0
0
PytorchHow-ToBeginner · 3 min read

How to Use WeightedRandomSampler in PyTorch for Balanced Sampling

Use WeightedRandomSampler in PyTorch to sample elements from a dataset according to specified weights, which helps balance classes during training. You provide a list of weights for each data point and the number of samples to draw, then pass the sampler to a DataLoader to get weighted random batches.
📐

Syntax

The WeightedRandomSampler constructor requires three main arguments:

  • weights: a sequence of weights, one for each data point, indicating the sampling probability.
  • num_samples: the number of samples to draw in each iteration.
  • replacement: a boolean indicating if sampling is with replacement (usually True to allow repeated samples).

This sampler is passed to a DataLoader to control how batches are formed.

python
torch.utils.data.WeightedRandomSampler(weights, num_samples, replacement=True)
💻

Example

This example shows how to use WeightedRandomSampler to balance a dataset with two classes where one class is less frequent. It creates weights inversely proportional to class frequency and uses the sampler in a DataLoader.

python
import torch
from torch.utils.data import DataLoader, TensorDataset, WeightedRandomSampler

# Sample dataset with imbalanced classes
features = torch.tensor([[1.0], [2.0], [3.0], [4.0], [5.0], [6.0]])
labels = torch.tensor([0, 0, 0, 1, 1, 1])  # Classes 0 and 1 balanced here for demo

dataset = TensorDataset(features, labels)

# Calculate class counts
class_counts = torch.bincount(labels)

# Calculate weights: inverse of class frequency
weights = 1.0 / class_counts[labels]

# Create WeightedRandomSampler
sampler = WeightedRandomSampler(weights, num_samples=len(weights), replacement=True)

# DataLoader with sampler
loader = DataLoader(dataset, batch_size=2, sampler=sampler)

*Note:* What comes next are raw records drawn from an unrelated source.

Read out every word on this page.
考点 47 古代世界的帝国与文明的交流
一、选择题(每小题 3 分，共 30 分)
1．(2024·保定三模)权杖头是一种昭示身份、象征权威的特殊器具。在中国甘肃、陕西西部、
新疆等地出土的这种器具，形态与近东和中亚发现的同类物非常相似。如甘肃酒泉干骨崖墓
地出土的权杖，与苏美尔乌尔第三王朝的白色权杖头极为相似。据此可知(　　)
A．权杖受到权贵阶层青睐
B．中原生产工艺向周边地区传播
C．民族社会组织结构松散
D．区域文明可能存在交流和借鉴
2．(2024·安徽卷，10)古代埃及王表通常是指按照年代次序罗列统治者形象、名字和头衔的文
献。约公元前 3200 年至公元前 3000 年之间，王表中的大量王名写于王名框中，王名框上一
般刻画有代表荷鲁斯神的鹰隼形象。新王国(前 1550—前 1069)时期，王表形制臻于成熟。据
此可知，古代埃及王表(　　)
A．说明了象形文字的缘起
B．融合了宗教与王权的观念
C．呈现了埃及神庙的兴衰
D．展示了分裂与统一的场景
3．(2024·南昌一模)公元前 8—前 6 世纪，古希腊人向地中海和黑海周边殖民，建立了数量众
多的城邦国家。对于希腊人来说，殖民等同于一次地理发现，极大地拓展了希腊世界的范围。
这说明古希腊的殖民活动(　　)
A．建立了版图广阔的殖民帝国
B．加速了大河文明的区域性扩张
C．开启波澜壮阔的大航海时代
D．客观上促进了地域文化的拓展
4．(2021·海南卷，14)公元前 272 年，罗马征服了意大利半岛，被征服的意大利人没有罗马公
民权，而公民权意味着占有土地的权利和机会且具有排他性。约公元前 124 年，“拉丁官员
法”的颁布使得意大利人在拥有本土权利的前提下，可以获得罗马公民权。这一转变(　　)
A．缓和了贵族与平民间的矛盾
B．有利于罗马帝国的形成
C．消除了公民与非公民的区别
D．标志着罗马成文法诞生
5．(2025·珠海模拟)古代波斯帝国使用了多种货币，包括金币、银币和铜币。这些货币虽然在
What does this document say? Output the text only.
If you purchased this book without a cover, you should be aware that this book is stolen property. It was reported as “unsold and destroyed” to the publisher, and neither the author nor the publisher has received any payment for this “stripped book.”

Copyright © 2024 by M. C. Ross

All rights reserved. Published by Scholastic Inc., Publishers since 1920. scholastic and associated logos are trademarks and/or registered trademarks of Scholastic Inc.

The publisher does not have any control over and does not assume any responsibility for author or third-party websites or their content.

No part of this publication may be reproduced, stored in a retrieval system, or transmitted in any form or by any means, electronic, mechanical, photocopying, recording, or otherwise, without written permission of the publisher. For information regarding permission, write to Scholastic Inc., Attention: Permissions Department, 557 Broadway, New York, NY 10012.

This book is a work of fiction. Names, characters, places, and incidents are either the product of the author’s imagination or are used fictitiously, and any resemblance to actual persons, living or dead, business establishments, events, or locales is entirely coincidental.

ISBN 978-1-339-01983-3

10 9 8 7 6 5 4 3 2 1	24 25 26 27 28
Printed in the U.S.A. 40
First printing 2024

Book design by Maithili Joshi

# Iterate and print batches
for batch_features, batch_labels in loader:
    print('Batch features:', batch_features.flatten().tolist())
    print('Batch labels:', batch_labels.tolist())
Output
Batch features: [4.0, 3.0] Batch labels: [1, 0] Batch features: [6.0, 3.0] Batch labels: [1, 0] Batch features: [1.0, 5.0] Batch labels: [0, 1]
⚠️

Common Pitfalls

  • Not using replacement: Setting replacement=False can cause errors if num_samples is larger than dataset size.
  • Incorrect weights length: Weights must match the dataset size exactly.
  • Ignoring class imbalance: Not computing weights based on class frequency defeats the purpose of balancing.
python
import torch
from torch.utils.data import WeightedRandomSampler

# Wrong: weights length mismatch
weights_wrong = [0.1, 0.9]  # Dataset has 3 samples
try:
    sampler_wrong = WeightedRandomSampler(weights_wrong, num_samples=3, replacement=True)
except Exception as e:
    print('Error:', e)

# Right: weights length matches dataset
weights_right = [0.1, 0.9, 0.5]
sampler_right = WeightedRandomSampler(weights_right, num_samples=3, replacement=True)
print('Sampler created successfully with correct weights length')
Output
Error: weights length does not match dataset length Sampler created successfully with correct weights length
📊

Quick Reference

WeightedRandomSampler Quick Tips:

  • Use weights to assign sampling probability per data point.
  • Set replacement=True to allow repeated samples in one epoch.
  • Pass the sampler to DataLoader via the sampler argument.
  • Calculate weights as inverse of class frequency to balance classes.
  • Ensure weights length equals dataset size to avoid errors.

Key Takeaways

WeightedRandomSampler samples dataset elements based on specified weights to balance data during training.
Always set replacement=True to allow sampling with replacement for weighted sampling.
Weights must be a sequence matching dataset size, often computed as inverse class frequencies.
Pass WeightedRandomSampler to DataLoader's sampler argument to control batch sampling.
Check weights length and replacement setting to avoid common errors.